Microsoft's MLOps repo is mostly a signpost now
A collection of links and best-practice descriptions for Azure ML workflows, with the actual code moved elsewhere.

What it does This repository collects Microsoft’s guidance on operationalizing machine learning workflows using Azure Machine Learning, Azure DevOps, and GitHub. It describes CI/CD patterns for training, evaluating, registering, and deploying models to ACI or AKS with gated releases. The actual runnable examples live in separate repositories.

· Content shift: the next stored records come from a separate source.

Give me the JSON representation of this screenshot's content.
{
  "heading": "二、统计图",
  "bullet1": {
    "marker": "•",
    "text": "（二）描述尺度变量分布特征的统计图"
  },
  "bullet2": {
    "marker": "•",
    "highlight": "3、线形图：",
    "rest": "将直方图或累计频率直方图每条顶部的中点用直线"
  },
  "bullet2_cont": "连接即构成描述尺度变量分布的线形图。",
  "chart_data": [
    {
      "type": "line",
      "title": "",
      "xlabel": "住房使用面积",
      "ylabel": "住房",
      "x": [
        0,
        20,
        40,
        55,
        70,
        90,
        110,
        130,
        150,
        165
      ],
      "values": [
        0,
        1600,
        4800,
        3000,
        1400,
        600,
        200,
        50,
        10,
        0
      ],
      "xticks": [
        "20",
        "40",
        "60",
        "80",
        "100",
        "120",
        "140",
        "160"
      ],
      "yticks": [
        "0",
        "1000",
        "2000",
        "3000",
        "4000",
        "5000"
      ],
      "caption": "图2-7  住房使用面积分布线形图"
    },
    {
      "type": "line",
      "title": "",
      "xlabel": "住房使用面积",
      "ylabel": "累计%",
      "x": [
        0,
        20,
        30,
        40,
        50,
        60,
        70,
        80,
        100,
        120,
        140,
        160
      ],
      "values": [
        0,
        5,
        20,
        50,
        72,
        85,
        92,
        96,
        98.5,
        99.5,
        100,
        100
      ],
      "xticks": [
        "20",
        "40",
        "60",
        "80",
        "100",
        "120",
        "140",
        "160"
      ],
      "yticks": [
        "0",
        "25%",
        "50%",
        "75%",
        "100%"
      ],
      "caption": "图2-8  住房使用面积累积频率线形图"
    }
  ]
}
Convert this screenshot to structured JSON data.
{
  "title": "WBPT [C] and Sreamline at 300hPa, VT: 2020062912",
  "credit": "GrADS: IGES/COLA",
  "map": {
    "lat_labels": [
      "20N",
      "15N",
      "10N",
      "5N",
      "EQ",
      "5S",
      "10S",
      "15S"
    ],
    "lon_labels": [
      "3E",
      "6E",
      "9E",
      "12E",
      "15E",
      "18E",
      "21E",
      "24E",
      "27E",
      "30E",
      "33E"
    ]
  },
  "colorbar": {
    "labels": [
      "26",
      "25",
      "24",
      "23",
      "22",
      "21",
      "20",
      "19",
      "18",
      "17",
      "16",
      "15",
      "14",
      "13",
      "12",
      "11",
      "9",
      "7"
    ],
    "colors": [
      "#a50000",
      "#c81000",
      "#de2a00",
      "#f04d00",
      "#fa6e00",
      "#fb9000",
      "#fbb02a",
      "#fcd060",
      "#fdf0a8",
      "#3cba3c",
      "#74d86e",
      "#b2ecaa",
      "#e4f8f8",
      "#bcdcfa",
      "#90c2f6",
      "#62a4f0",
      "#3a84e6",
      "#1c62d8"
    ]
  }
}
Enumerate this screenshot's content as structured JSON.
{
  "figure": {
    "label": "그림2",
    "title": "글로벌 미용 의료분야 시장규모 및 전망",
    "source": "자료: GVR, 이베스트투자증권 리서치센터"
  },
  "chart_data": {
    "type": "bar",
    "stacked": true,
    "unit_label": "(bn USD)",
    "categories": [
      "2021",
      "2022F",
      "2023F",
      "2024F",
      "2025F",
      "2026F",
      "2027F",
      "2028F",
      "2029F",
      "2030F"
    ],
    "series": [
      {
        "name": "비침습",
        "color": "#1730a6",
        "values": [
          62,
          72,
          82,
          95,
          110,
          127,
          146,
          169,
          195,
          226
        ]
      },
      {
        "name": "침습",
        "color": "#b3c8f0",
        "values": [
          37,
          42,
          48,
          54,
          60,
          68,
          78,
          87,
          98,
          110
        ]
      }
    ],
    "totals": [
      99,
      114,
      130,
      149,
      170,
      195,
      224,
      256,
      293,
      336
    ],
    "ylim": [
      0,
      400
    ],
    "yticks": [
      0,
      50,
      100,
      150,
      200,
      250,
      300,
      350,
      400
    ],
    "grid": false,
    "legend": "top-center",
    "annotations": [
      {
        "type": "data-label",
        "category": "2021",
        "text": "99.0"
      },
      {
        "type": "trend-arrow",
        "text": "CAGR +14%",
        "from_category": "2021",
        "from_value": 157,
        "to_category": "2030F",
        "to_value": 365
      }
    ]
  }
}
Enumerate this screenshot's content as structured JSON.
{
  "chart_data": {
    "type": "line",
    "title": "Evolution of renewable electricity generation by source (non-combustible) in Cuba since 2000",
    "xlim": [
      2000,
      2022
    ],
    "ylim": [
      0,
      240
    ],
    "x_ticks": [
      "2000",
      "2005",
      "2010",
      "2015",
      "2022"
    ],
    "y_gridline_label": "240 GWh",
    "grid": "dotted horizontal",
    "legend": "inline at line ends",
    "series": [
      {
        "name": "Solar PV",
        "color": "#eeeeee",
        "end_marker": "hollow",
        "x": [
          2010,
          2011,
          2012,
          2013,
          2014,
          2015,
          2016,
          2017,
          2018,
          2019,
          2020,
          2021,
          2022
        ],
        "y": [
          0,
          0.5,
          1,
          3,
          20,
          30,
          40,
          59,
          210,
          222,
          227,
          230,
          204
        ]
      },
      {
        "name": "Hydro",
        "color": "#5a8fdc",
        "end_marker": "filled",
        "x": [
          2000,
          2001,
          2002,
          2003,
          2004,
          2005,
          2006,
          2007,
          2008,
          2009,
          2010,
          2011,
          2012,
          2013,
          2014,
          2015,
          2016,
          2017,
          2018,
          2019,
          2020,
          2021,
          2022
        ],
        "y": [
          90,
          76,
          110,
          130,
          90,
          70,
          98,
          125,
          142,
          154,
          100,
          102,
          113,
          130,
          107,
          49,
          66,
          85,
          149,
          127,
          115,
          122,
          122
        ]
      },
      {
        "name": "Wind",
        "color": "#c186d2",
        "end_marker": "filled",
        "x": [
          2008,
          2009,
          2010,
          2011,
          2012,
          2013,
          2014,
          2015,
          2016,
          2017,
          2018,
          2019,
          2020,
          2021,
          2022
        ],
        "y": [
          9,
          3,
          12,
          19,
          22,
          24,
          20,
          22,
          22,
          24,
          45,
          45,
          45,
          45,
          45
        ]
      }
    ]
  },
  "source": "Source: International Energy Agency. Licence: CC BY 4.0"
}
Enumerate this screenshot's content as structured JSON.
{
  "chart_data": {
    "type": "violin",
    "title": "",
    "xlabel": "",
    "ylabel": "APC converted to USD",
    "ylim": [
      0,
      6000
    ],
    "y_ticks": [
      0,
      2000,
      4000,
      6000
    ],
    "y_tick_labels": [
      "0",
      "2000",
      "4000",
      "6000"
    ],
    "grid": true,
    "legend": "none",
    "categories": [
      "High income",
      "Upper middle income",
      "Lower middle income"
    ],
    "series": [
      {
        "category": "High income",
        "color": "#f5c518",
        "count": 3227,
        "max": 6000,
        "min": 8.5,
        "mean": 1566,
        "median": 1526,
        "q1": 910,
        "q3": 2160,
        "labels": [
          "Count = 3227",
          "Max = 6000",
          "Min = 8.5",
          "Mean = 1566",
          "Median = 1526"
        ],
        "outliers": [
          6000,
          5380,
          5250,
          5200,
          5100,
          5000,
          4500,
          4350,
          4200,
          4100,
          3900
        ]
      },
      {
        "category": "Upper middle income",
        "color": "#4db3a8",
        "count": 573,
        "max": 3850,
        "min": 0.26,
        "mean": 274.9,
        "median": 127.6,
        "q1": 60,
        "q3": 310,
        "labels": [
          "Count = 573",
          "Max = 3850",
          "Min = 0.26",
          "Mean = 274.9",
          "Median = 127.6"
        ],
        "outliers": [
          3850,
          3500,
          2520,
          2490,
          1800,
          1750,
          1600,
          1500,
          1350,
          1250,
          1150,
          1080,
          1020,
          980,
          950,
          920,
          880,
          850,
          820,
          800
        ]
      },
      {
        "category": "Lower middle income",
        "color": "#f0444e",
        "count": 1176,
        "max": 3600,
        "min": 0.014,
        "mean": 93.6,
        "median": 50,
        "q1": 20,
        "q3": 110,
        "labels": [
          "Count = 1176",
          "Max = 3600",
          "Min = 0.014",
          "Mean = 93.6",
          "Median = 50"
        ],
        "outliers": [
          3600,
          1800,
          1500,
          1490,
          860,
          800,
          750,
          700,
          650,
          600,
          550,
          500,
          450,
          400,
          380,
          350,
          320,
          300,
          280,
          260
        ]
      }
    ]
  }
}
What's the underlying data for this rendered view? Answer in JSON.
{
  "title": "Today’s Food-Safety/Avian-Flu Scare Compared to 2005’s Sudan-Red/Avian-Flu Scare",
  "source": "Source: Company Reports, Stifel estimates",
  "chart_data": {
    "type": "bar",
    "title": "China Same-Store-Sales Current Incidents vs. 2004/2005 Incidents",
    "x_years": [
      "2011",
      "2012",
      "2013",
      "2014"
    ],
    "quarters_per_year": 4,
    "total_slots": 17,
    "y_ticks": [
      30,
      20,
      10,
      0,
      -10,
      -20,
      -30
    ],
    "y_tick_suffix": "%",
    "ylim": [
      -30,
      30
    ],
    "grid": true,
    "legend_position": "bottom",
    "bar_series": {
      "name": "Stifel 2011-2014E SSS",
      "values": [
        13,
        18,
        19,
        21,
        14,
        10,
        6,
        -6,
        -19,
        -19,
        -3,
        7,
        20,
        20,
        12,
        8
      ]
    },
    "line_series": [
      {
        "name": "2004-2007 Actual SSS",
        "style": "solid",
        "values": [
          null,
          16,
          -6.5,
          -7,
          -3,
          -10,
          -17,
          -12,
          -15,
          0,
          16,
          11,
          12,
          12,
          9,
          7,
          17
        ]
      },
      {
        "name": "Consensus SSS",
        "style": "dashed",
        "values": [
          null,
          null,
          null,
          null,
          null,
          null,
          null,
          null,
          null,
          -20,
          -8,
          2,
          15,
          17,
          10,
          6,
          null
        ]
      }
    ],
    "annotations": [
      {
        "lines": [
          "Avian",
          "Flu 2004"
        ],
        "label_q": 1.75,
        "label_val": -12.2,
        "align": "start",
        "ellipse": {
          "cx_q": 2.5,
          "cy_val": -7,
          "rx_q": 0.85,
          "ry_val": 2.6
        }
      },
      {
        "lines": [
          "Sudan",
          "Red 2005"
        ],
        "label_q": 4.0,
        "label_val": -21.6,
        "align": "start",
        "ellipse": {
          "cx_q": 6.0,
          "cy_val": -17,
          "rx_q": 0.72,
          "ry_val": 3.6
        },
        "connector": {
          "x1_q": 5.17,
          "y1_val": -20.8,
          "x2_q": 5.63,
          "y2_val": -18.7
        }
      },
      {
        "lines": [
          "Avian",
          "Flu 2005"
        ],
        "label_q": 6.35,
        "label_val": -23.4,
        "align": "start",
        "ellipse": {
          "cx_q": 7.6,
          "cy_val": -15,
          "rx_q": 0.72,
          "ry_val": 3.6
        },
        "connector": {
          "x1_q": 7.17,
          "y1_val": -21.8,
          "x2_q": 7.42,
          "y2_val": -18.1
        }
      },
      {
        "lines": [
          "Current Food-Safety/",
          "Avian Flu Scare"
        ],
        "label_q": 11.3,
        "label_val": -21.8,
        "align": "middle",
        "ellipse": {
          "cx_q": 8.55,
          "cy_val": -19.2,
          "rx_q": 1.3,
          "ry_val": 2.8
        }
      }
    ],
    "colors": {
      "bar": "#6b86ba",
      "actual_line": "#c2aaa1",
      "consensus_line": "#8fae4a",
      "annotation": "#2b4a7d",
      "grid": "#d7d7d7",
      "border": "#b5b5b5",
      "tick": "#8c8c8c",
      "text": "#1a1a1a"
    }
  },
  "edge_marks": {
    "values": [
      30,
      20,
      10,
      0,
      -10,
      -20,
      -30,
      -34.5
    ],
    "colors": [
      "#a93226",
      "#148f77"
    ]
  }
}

The interesting bit The README opens with a 2023 update redirecting readers to newer resources, including the MLOps (v2) Solution Accelerator. What’s left here is essentially an annotated bibliography of MLOps patterns—useful as a conceptual map, but not a starting point for code.
Key highlights
- Describes full ML lifecycle: train → evaluate → register → deploy with manual approval gates
- Covers Azure-specific tooling: Azure ML CLI, DevOps ML extension, Event Grid triggers for retraining
- Explicitly notes that examples are “community supported and are not guaranteed to be up-to-date”
- Distinguishes MLOps from DevOps: data versioning, model decay, and audit trails for regulatory compliance
- Links to ~15 related repos for specific scenarios (Databricks, NLP, recommender systems, etc.)
Caveats
- No code in this repository itself; it’s a meta-collection of links and documentation
- The 2023 update suggests active development has shifted to mlops-v2
- Build status badge and some links reference
masterbranch, suggesting maintenance may be uneven
Verdict Worth a skim if you’re planning Azure ML infrastructure and want the conceptual landscape. Skip it if you need working code today—head to MLOpsPython or the v2 accelerator instead.